Every such voting paper shall bear date subsequently to notice given by the Returning Officer of the day for proceeding to election, and shall contain the name or names of the Candidate or Candidates thereby voted for, and the name or names of the elector or electors authorized, on behalf of the voter, to tender such voting paper at the poll. Such voting paper (the aforesaid date and names being previously filled in) shall, on any day subsequent to notice given by the Returning Officer of the day for proceeding to election, be signed by the voter in the presence of a Justice of the Peace for the County or Borough in which such voter shall be then residing.

No person shall be entitled to sign or vote by more than one voting paper at any election. An elector may vote in person, notwithstanding that he has duly signed and transmitted a voting paper to another elector, if such voting paper has not been already tendered at the poll.
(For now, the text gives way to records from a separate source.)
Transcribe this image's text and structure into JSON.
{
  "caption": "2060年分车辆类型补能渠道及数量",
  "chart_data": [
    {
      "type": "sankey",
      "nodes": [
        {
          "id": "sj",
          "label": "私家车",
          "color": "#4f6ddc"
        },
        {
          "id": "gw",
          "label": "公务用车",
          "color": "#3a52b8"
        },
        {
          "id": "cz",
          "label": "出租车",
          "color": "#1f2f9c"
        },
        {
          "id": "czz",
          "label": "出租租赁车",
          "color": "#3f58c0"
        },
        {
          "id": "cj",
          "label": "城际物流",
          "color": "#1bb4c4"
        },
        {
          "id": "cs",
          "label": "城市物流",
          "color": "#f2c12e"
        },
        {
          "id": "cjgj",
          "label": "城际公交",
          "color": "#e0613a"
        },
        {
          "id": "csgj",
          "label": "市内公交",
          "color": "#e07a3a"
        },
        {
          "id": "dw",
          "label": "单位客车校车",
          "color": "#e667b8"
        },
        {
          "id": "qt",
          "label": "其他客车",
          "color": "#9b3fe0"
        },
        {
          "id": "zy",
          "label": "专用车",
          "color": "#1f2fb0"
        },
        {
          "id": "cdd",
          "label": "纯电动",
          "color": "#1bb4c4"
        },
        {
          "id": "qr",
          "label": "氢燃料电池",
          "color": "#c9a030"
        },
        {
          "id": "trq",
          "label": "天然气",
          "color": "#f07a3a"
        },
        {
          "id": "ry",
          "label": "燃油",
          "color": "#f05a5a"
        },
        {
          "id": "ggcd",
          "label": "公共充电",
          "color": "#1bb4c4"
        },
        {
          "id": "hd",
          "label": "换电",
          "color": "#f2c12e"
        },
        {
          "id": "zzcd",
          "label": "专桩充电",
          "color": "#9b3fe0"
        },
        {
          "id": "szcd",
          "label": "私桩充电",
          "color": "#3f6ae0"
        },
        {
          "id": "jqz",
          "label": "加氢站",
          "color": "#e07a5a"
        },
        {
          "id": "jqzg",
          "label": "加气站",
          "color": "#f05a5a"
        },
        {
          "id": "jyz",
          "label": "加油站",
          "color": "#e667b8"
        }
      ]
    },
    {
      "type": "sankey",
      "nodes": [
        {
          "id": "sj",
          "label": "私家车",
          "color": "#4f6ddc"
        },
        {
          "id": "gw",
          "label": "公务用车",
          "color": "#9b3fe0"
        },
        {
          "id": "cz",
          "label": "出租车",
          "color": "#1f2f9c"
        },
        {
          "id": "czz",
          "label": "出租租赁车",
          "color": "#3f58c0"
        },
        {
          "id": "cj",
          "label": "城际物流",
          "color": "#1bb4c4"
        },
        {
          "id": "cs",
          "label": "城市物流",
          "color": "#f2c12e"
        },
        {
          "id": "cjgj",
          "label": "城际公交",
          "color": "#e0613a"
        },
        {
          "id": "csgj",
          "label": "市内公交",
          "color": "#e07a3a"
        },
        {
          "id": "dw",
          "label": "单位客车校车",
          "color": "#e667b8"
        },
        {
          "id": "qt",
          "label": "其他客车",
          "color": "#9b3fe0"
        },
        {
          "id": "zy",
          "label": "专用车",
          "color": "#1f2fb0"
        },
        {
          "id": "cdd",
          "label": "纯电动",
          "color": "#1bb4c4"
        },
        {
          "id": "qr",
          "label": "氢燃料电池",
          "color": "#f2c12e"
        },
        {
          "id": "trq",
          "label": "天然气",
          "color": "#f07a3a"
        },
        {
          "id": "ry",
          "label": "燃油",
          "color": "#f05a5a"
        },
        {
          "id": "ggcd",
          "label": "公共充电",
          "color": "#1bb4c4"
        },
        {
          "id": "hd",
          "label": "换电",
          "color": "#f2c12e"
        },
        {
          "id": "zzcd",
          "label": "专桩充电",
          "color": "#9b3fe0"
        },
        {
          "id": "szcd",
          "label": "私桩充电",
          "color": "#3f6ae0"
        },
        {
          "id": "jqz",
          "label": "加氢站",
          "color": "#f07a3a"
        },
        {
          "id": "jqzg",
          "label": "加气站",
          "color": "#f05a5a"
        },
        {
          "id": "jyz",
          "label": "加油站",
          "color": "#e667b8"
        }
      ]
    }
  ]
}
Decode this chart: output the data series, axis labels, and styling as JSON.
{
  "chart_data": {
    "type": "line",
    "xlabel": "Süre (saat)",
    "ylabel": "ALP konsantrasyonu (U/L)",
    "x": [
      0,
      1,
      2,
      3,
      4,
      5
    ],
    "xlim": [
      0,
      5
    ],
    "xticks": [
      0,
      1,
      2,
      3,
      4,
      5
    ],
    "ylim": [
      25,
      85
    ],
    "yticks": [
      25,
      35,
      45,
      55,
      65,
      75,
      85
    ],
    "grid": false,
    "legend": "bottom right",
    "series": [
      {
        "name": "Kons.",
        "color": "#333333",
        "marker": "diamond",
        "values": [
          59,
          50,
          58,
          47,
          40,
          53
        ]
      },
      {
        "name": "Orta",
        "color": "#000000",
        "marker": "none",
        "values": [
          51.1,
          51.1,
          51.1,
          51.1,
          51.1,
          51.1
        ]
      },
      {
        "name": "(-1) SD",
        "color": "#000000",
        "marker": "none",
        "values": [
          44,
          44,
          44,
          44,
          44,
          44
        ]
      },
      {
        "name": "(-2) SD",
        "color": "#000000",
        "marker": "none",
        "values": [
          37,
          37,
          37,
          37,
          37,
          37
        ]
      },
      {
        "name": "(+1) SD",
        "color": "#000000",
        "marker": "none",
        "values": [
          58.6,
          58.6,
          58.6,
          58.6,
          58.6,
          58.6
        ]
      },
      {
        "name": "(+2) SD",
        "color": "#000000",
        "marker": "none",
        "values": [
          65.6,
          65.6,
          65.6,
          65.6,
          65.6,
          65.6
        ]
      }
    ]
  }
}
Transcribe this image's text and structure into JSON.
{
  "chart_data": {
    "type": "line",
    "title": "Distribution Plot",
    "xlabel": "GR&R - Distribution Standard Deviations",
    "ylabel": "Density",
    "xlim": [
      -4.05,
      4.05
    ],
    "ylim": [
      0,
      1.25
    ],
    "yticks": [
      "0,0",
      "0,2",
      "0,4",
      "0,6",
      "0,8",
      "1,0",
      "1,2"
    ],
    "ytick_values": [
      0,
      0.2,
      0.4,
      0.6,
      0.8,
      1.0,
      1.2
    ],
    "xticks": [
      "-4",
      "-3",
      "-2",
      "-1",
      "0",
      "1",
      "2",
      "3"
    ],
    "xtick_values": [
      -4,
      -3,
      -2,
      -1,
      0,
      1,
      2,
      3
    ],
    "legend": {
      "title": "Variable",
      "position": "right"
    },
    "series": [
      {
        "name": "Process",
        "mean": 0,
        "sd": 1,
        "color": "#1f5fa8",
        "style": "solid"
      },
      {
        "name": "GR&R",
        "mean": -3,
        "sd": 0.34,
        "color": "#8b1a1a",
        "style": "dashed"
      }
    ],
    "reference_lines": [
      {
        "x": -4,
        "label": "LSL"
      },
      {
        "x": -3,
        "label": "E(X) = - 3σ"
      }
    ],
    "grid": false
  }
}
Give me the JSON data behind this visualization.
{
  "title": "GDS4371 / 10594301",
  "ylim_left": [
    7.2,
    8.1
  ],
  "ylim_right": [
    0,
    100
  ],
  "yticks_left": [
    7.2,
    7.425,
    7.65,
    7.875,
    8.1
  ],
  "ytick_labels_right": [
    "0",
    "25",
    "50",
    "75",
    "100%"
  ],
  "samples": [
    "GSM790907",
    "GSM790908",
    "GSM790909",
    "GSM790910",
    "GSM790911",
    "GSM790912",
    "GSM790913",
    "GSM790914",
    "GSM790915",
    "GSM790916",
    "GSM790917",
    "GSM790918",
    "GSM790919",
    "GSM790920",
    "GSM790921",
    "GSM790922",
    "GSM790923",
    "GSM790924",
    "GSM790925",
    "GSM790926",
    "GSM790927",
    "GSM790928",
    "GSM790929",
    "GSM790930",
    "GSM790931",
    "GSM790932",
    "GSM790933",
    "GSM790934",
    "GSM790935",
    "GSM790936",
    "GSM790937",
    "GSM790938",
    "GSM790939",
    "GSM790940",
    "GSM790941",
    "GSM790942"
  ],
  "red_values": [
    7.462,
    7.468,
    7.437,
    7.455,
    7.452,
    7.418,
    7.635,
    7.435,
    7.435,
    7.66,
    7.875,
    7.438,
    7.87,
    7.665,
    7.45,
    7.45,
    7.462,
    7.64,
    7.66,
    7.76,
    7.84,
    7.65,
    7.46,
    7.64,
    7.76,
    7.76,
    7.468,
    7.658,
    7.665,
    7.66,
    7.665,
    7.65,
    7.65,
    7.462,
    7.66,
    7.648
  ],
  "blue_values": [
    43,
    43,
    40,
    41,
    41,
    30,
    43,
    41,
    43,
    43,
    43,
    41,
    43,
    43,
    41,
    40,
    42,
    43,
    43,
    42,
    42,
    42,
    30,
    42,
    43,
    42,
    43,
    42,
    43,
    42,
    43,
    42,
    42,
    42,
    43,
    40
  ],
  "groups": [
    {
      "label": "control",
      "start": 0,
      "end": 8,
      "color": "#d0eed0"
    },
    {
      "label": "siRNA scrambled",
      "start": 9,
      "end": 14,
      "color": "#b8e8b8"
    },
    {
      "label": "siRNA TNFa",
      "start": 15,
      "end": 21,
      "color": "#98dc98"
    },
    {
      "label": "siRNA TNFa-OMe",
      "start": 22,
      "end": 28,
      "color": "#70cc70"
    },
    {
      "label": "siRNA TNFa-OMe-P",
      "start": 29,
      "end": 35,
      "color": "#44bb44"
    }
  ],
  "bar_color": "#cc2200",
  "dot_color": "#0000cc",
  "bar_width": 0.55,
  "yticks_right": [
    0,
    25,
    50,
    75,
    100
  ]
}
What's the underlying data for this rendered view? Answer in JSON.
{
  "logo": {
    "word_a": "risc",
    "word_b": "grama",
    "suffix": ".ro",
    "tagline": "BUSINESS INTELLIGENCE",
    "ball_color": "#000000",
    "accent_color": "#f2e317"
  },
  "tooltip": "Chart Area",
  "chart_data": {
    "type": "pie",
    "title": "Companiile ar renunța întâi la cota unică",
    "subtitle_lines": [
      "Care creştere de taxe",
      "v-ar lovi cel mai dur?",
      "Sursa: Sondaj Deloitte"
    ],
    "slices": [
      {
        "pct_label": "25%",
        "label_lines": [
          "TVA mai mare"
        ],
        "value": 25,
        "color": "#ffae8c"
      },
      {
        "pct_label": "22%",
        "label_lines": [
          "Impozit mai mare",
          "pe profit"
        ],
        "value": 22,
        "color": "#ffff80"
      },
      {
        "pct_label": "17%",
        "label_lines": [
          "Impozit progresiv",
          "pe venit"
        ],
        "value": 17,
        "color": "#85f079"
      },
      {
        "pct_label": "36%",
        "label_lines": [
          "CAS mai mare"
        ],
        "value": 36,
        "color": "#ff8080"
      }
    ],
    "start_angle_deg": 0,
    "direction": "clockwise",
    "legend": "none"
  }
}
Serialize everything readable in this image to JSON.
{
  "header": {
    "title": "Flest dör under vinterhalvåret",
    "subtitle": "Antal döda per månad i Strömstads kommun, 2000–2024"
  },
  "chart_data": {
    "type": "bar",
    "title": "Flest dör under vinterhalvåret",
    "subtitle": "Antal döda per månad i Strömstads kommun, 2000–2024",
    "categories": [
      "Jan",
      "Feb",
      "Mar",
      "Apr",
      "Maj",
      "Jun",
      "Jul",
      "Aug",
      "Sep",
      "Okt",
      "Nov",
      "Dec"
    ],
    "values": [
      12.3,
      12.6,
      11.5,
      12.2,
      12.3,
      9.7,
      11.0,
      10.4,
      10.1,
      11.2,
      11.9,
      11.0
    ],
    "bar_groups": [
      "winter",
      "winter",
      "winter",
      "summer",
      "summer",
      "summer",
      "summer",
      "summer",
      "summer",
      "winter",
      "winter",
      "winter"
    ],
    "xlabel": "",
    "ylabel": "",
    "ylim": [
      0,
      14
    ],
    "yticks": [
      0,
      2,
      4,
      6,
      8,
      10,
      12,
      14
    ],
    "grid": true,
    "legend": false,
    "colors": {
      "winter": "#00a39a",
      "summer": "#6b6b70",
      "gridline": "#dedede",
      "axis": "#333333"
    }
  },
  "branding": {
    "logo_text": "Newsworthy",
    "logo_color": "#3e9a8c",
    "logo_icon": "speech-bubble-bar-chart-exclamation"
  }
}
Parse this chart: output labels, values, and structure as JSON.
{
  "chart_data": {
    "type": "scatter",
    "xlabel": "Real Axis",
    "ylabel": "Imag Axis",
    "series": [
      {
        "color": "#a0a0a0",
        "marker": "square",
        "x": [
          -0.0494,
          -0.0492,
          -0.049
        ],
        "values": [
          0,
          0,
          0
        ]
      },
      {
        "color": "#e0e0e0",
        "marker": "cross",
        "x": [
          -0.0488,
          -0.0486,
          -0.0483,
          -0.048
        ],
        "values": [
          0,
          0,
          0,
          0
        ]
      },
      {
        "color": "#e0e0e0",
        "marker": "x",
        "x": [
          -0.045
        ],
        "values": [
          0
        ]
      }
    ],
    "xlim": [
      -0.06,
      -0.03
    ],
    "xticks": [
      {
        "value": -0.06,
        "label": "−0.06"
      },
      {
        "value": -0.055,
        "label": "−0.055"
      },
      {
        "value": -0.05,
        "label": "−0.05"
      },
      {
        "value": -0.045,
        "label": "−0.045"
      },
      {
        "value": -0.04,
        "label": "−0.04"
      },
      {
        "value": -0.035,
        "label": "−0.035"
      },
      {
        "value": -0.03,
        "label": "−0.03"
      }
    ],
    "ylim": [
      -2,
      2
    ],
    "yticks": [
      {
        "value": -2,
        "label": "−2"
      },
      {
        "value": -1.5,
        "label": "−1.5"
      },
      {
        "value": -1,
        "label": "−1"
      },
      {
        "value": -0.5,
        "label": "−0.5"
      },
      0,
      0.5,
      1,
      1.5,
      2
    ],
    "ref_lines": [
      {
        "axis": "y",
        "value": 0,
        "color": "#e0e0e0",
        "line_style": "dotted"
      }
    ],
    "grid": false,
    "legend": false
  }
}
By the Act 31 & 32 Vict. c. 65, s. 1, the declaration required to be made by the elector tendering the voting paper of another lector is repealed, and the following substituted in its stead:

"I solemnly declare that I verily believe that this is the paper by which A. B. [the voter] intends to vote, pursuant to the provisions of the Universities Elections Acts, 1861 and 1868."

By section 3 of the same Act, voting papers may be signed in the Channel Islands, in the presence of the following Officers, viz.:— Jersey and Guernsey—The Bailiffs or any Lieutenant Bailiff, Jurat, or Juge d'Instruction. Alderney-The Judge of Alderney, or any Jurat. Sark-The Seneschal or Deputy Seneschal.

Trinity College.

ORDER OF RANK IN THE COLLEGE.

THE several orders in the College are the following:

1. The PROVOST or Head of the College; who must be not less than thirty years of age.

2. FELLOWS; who were formerly bound to enter into Priest's Orders, except five: one of whom was elected Medicus, by the Provost and Senior Fellows; and two others were elected Jurista juris Civilis and Jurista juris Anglici, respectively. This obligation to take Holy Orders was removed by the Act 36 Victoria, chap. 21.

3. NOBLEMEN, SONS OF NOBLEMEN, and BARONETS, who are matriculated as such under the title of Nobilis, Filius Nobilis, and Eques.

4. DOCTORS in the several Faculties, BACHELORS IN DIVINITY, and MASTERS OF ARTS, SURGERY, OBSTETRIC SCIENCE, and CIVIL ENGINEERING. All Doctors and Masters, Ex-Fellows, and ExScholars, having their names on the Books of the University, are entitled to vote at the election of Members to represent the University in Parliament; but have no Collegiate privileges or duties, unless their names are kept on the College Books.

5. BACHELORS IN CIVIL LAW, MEDICINE, SURGERY, OBSTETRIC SCIENCE, and CIVIL ENGINEERING, and BACHELORS OF ARTS. They are not required to keep their names on the University or on the College Books in order to entitle them to proceed to the higher Degrees.

6. FELLOW-COMMONERS, who have the privilege of dining at the Fellows' Table.

7. SCHOLARS, who are on the foundation, being members of the Corporation of the College (see under Scholarship).

The number of Scholars is seventy, of whom thirty were formerly termed natives (Hibernici), but this distinction has been abolished by King's Letter, 8 Geo. IV.

8. PENSIONERS, namely ordinary Students in Arts.

9. SIZARS, who are Students of limited means, having their commons free of expense, and being exempted from annual fees. They were formerly nominated, one by each Fellow, and eight or more (provided the number of thirty were not exceeded) by the Provost. They are now admitted annually by an examination (see "Sizarships").